Opinion: Tasman get timely reminder
By Peter Jones [Marlborough
Weekly]
You would hardly term it a wake-up call.
After all, the Tasman Mako have been probably the most
wide awake team running around the NPC so far this season.
Sunday’s battling 21-17 victory over North Harbour at
Trafalgar Park was more of a timely reminder that, if you are even slightly off
your game in the Mitre 10 premiership, you will pay for it.
Fortunately for the Mako, they found a way to get the
job done against a well-organised Harbour outfit who certainly deserved more
than the one point they picked up in Nelson.
Immediately following a clinical 80-minute effort
against Counties Manukau the previous week, the Mako turned on an error-laden
first half. It began at set piece time.

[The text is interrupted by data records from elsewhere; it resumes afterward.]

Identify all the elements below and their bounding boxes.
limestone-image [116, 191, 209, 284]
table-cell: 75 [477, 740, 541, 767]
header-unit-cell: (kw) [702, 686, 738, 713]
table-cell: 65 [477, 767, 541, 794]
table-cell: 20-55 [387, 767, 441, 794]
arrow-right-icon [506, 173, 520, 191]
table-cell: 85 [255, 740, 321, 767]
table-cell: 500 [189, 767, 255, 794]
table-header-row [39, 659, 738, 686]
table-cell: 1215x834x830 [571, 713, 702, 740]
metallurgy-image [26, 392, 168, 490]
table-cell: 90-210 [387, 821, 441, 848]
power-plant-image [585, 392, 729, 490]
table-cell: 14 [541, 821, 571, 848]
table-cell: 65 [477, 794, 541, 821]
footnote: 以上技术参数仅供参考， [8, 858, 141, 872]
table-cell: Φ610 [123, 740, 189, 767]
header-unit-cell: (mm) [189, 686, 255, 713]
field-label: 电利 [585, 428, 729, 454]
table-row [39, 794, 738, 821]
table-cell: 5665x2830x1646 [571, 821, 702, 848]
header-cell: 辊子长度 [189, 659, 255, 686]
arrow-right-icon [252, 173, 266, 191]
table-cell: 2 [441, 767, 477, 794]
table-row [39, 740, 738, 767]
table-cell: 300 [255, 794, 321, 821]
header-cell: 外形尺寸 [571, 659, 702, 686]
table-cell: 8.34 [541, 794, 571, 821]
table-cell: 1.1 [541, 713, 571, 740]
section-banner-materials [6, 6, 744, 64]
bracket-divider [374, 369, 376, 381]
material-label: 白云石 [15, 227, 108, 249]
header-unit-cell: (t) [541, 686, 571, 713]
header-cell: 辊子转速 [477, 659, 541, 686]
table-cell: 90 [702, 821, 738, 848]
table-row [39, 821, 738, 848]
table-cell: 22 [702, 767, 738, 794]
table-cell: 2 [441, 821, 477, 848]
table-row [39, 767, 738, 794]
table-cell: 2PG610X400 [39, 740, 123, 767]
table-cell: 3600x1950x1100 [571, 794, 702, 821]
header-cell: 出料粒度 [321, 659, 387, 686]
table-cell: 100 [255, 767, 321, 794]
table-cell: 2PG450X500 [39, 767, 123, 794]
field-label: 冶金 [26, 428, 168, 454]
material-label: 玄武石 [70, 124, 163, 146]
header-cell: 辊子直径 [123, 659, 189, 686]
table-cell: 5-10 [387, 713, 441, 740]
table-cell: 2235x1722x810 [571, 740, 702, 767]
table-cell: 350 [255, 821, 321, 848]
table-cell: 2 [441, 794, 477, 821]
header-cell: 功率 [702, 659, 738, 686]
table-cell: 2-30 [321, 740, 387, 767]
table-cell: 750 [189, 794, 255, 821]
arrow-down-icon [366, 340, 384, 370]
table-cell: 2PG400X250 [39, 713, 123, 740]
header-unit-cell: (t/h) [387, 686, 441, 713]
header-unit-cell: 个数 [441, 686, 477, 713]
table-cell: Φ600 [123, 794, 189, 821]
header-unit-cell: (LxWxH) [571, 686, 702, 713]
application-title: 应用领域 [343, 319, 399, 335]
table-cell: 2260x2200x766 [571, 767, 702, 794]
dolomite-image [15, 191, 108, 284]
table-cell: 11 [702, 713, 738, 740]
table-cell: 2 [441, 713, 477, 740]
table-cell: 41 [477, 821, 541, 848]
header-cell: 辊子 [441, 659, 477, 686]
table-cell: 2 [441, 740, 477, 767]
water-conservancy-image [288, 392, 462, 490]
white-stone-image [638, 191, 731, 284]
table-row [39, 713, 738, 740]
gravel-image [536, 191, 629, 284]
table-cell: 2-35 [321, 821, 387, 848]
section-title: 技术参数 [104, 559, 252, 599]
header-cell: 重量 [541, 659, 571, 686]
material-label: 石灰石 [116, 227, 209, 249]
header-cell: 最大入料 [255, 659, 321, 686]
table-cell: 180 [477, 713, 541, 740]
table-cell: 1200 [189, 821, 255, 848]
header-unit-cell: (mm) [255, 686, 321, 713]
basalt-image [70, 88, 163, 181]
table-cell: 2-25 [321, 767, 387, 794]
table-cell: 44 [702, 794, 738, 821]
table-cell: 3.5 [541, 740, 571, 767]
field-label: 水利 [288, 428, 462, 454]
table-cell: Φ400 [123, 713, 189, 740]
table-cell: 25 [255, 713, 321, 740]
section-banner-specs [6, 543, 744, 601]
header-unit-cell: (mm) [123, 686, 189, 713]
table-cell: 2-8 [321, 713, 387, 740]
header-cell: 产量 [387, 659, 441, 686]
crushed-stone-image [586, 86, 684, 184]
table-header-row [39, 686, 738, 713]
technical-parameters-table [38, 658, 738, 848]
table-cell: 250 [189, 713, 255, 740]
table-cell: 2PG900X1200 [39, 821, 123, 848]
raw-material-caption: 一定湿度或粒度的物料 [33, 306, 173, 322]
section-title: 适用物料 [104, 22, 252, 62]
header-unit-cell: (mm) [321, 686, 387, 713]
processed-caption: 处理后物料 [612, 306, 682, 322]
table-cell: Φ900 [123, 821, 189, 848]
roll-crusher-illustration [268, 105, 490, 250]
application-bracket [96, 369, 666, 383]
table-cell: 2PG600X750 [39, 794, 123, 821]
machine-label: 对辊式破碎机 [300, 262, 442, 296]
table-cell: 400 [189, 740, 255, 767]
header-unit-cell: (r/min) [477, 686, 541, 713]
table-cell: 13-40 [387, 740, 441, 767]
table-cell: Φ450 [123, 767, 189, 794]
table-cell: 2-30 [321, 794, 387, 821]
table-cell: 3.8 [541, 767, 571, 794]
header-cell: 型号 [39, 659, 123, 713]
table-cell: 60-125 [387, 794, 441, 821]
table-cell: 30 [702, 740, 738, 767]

Their scrum was bullied, their lineout
accuracy went out the window and they were hustled and harassed at breakdown
time.
Harbour were good value for their 17-7 lead at the
break, having got their tactics spot on, an effort bearing the hallmark of
their coach, former Mako mentor Kieran Keane.
He would not have been so happy with their second 40
minutes though as the Mako, buoyed by some key substitutions, controlled
possession, applied pressure and reversed the flow of penalties from referee
Richard Kelly’s whistle.
Pressure produces points and eventually the tries
came, albeit the critical one through a penalty try, a seven-point referee’s
gift which matched that awarded to Harbour in the first spell. At least he was
consistent.
The Mako will have learned a lot from the match. Top
teams need to be able to cope with on-field adversity and scoreboard pressure,
a rare situation for the Mako so far this season who have held healthy halftime
leads in all of their previous encounters.
Although they definitely have, as they inevitably say,
“plenty to work on”, the fact the competition leaders battled back into a match
that could have slipped away suggested a resolve that will be needed if they
are to go all the way in 2019.
Mako co-head coach Clarke Dermody put a part of his
side’s early set piece woes down to
“mind-set”.
“Harbour took us on through the front door, at the set
piece,” he said.
“If that’s shaky it tends to flow through our game, it
was almost catching. In that first half we just couldn’t get going because of
that.”
Dermody said there were no major tactical changes made
at halftime. “It was more a bit of a mental barb around bringing a bit more
intensity in our carry and our collision, around the breakdown.
“In the first half they were sending a lot [of
players] in and slowing our ball down. That was good tactics from them and we
didn’t quite match that.
“Once we got that area sorted we were able to get
go-forward and hold the ball … then gaps started to open. Were we quite
clinical enough? Probably not, but to get a win like that says a lot about the
team.
“We are in a position [on the table] where every team
is going to bring a lot of intensity and their A game every week … because of
how we have been playing. If you are off a wee bit then anyone can beat
you.
“I feel our guys understand that, but today was
probably a good wee reminder of what it actually looks like.”
For Mako fans the Harbour match was something of a
reality check.
The fashion in which their side had disposed of their
first five opponents may have created some false optimism and feeling that the
men in red and blue only had to turn up to win.
Harbour’s stern challenge could not have come at a
better time for a side, and its supporters, who both have high
expectations.
Waikato await in Hamilton on Saturday. How the Mako
respond after a below-par performance will be significant.